Every morning I watched the beams of the sun gilding the peak of a lofty rock, ere he rose from the sea; they stole down inch by inch, and foot by foot, as the god of day ascended into the sky, till the waves at its base glittered in light. At eve, these waves were the first that grew dark; then the light stole slowly upward, as the cold shade of night ascended like a rising tide, till the last farewell ray of the already set sun beamed on the sharp volcanic peak, and again the lonely isle "was left to darkness and to me."
CHAPTER LIII.
THE TREASURE SHIP.
Necessity compelled me to invent certain means for the sustenance of life, and for the preservation of health; for I was daily in hope of seeing some vessel appear, either bound for the Spanish Main, or for the Bay of Honduras. Seven days stole away, yet not a topsail had appeared above the horizon, and I was afraid almost to sleep, lest a vessel might pass in the night.
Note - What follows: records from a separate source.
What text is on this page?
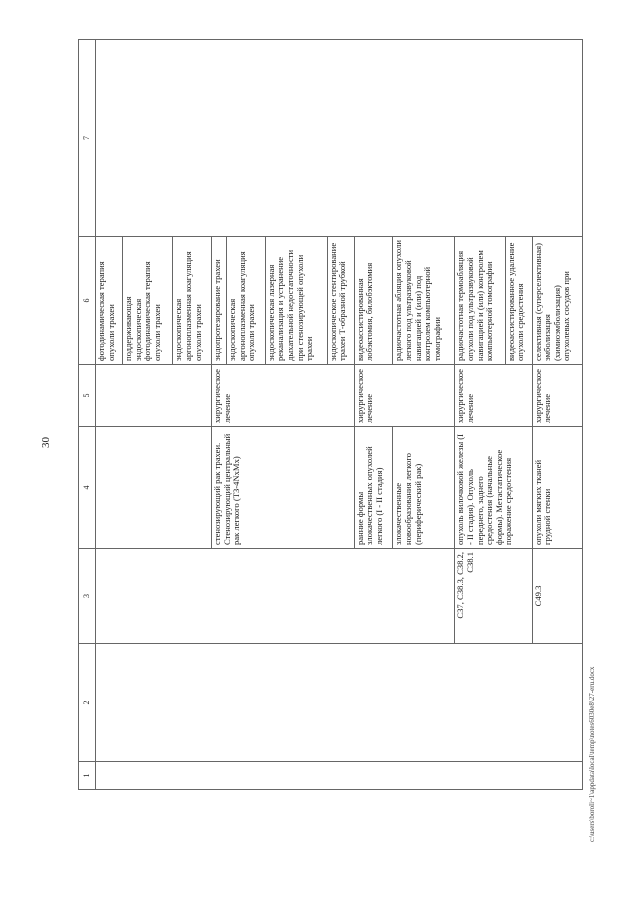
30
1	2	3	4	5	6	7
					фотодинамическая терапия опухоли трахеи	
					поддерживающая эндоскопическая фотодинамическая терапия опухоли трахеи	
					эндоскопическая аргоноплазменная коагуляция опухоли трахеи	
			стенозирующий рак трахеи. Стенозирующий центральный рак легкого (T3-4NхMх)	хирургическое лечение	эндопротезирование трахеи	
					эндоскопическая аргоноплазменная коагуляция опухоли трахеи	
					эндоскопическая лазерная реканализация и устранение дыхательной недостаточности при стенозирующей опухоли трахеи	
					эндоскопическое стентирование трахеи Т-образной трубкой	
			ранние формы злокачественных опухолей легкого (I - II стадия)	хирургическое лечение	видеоассистированная лобэктомия, билобэктомия	
			злокачественные новообразования легкого (периферический рак)		радиочастотная абляция опухоли легкого под ультразвуковой навигацией и (или) под контролем компьютерной томографии	
		C37, C38.3, C38.2, C38.1	опухоль вилочковой железы (I - II стадия). Опухоль переднего, заднего средостения (начальные формы). Метастатическое поражение средостения	хирургическое лечение	радиочастотная термоабляция опухоли под ультразвуковой навигацией и (или) контролем компьютерной томографии	
					видеоассистированное удаление опухоли средостения	
		C49.3	опухоли мягких тканей грудной стенки	хирургическое лечение	селективная (суперселективная) эмболизация (химиоэмболизация) опухолевых сосудов при	
c:\users\boroli~1\appdata\local\temp\notes6030e8\27-eru.docx
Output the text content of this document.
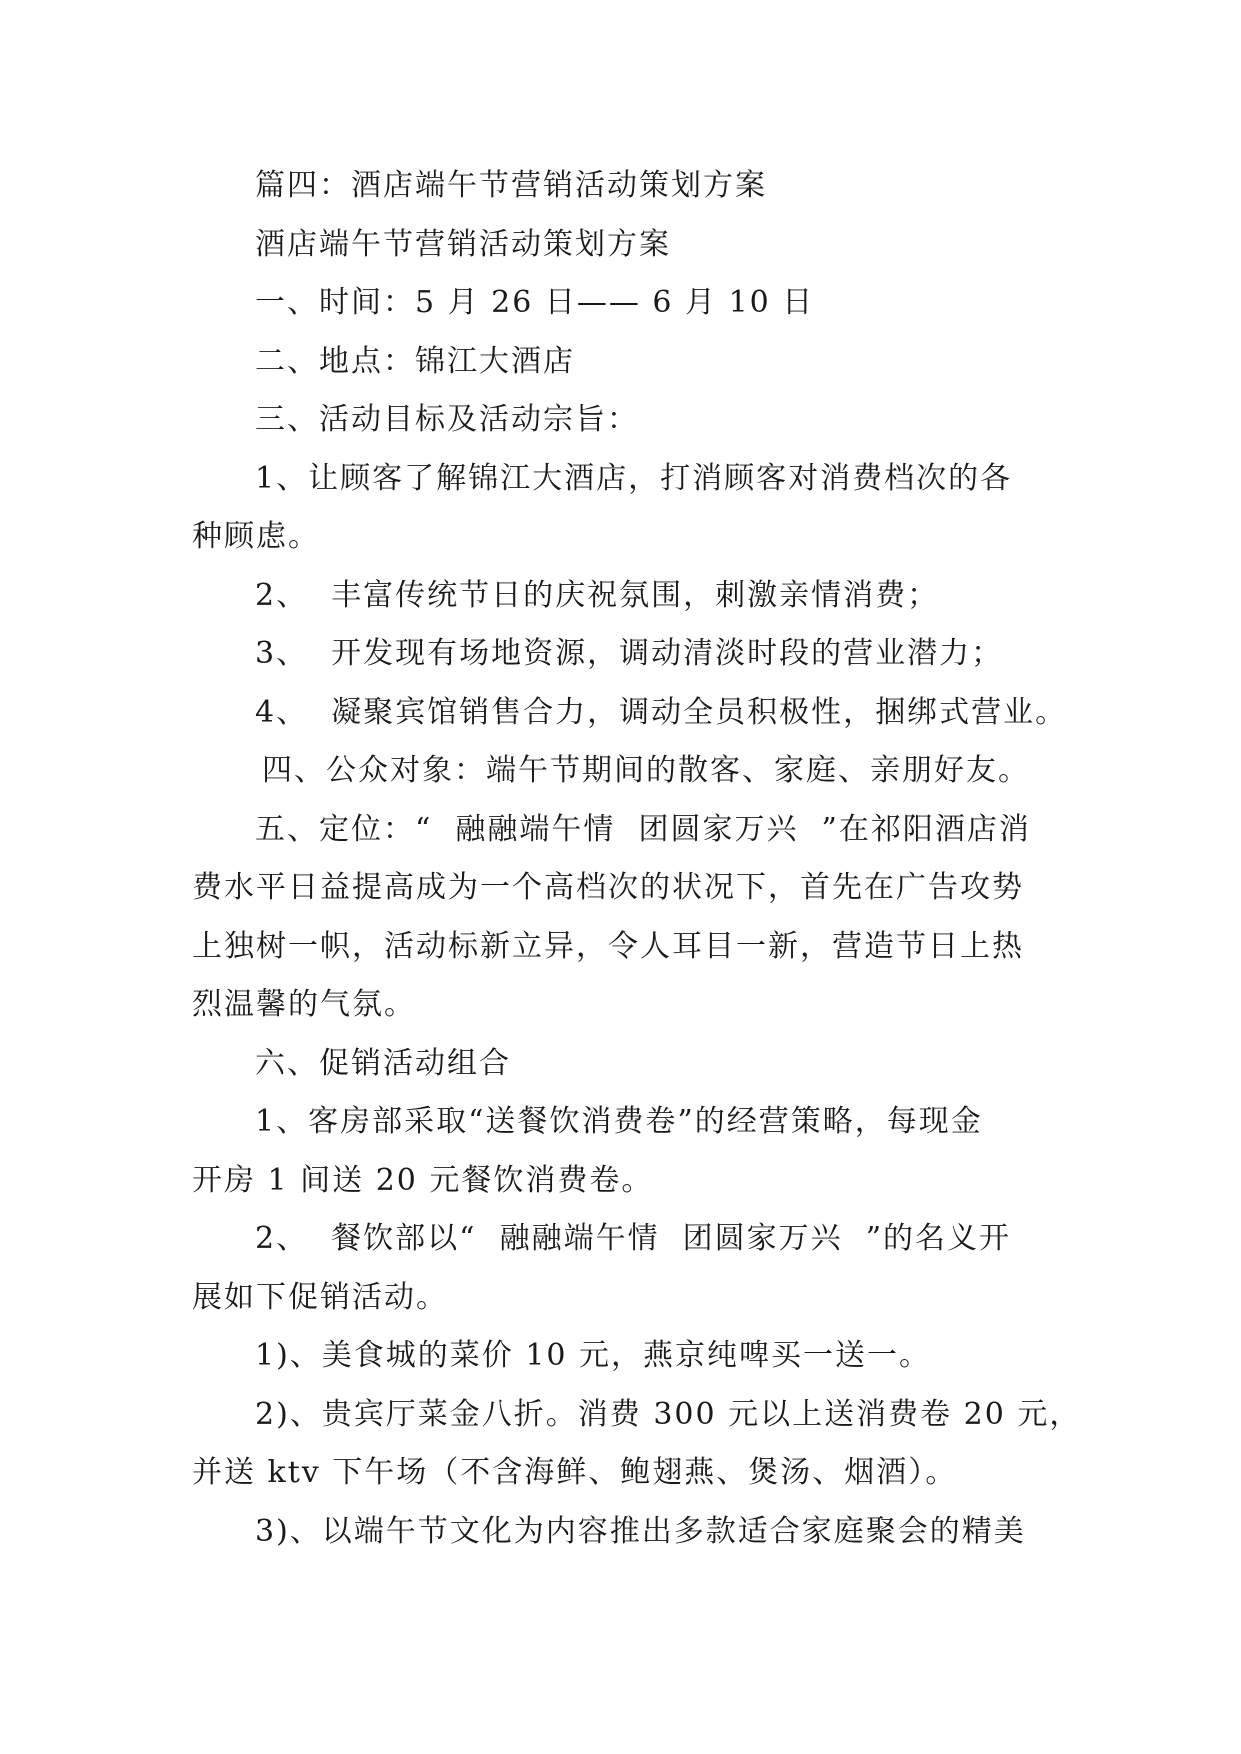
篇四：酒店端午节营销活动策划方案
酒店端午节营销活动策划方案
一、时间：5 月 26 日—— 6 月 10 日
二、地点：锦江大酒店
三、活动目标及活动宗旨：
1、让顾客了解锦江大酒店，打消顾客对消费档次的各
种顾虑。
2、  丰富传统节日的庆祝氛围，刺激亲情消费；
3、  开发现有场地资源，调动清淡时段的营业潜力；
4、  凝聚宾馆销售合力，调动全员积极性，捆绑式营业。
四、公众对象：端午节期间的散客、家庭、亲朋好友。
五、定位：“  融融端午情  团圆家万兴  ”在祁阳酒店消
费水平日益提高成为一个高档次的状况下，首先在广告攻势
上独树一帜，活动标新立异，令人耳目一新，营造节日上热
烈温馨的气氛。
六、促销活动组合
1、客房部采取“送餐饮消费卷”的经营策略，每现金
开房 1 间送 20 元餐饮消费卷。
2、  餐饮部以“  融融端午情  团圆家万兴  ”的名义开
展如下促销活动。
1)、美食城的菜价 10 元，燕京纯啤买一送一。
2)、贵宾厅菜金八折。消费 300 元以上送消费卷 20 元，
并送 ktv 下午场（不含海鲜、鲍翅燕、煲汤、烟酒）。
3)、以端午节文化为内容推出多款适合家庭聚会的精美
The heavy dews so productive of fever and ague were my chief dread. For the first three nights I slept under a ledge of impending rock. On the fourth day I had found the fragments of a boat upon the beach in a place where they were almost hidden by the sprouting mangroves. Of these fragments I constructed a kind of hut, by covering them with turf and plantain-leaves, and therein I burrowed cosily enough at night, and secured myself from insects, reptiles, and the devouring land-crabs.
Hither I dragged the topsail-yard, and, by repeatedly striking the mountings and sling, which were of iron, with a hard stone, I succeeded in producing sparks which ignited the dead, dry leaves, and occasionally made a fire whereon to broil a tortoise or roast a yam. A sharp stone served me for a knife when opening cocoanuts; the kernel was food—the milk was drink. I ate only to sustain nature, for my heart was heavy, and hope grew faint as day after day rolled on.
So strange is the effect of an overwrought imagination, that amid the awful solitude by which I was surrounded, I thrice imagined that I distinctly heard a voice calling my name.
In troubled dreams, my mother's kind face and sweet smile came before me, and I heard the merry voice of Lotty, who used to sing as constantly as the blackbirds for whom she spread crumbs every morning on her window-sill; and then I awoke to find it but a vision, and that those who loved me were far, far away.
On a part of the beach which shelved abruptly down towards the sea, I found, half-buried among the rank luxuriance of the place, a rusty cannon of antique form—some relic, perhaps, of the buccaneers, as it seemed much more than a hundred years old, and bore upon its breech, in Spanish, "La Lima."
In another place I discovered a more solemn memorial of mankind—a grave, with the remains of a mahogany cross at its head. Who lay interred there? Had he, or she, been earthed up in their last home by the survivor whose bones were scattered on the cliff, which, perhaps, he was daily in the habit of climbing to gaze on the silent sea for a passing sail, even as I now daily climbed it, and gazed hopelessly? This solitary grave gave me food for many mournful reflections, and caused a hundred vague surmises. Its solitude seemed all the more awful in that voiceless isle of the Caribean Sea, and—I scarce know why—but I always shunned the place at night, lest I might see the dim outline of some ancient Spanish mariner, with peaked beard and slashed doublet, or of some grim buccaneer seated at the head of his own grave. Solitude and thought were fast making me timid and superstitious.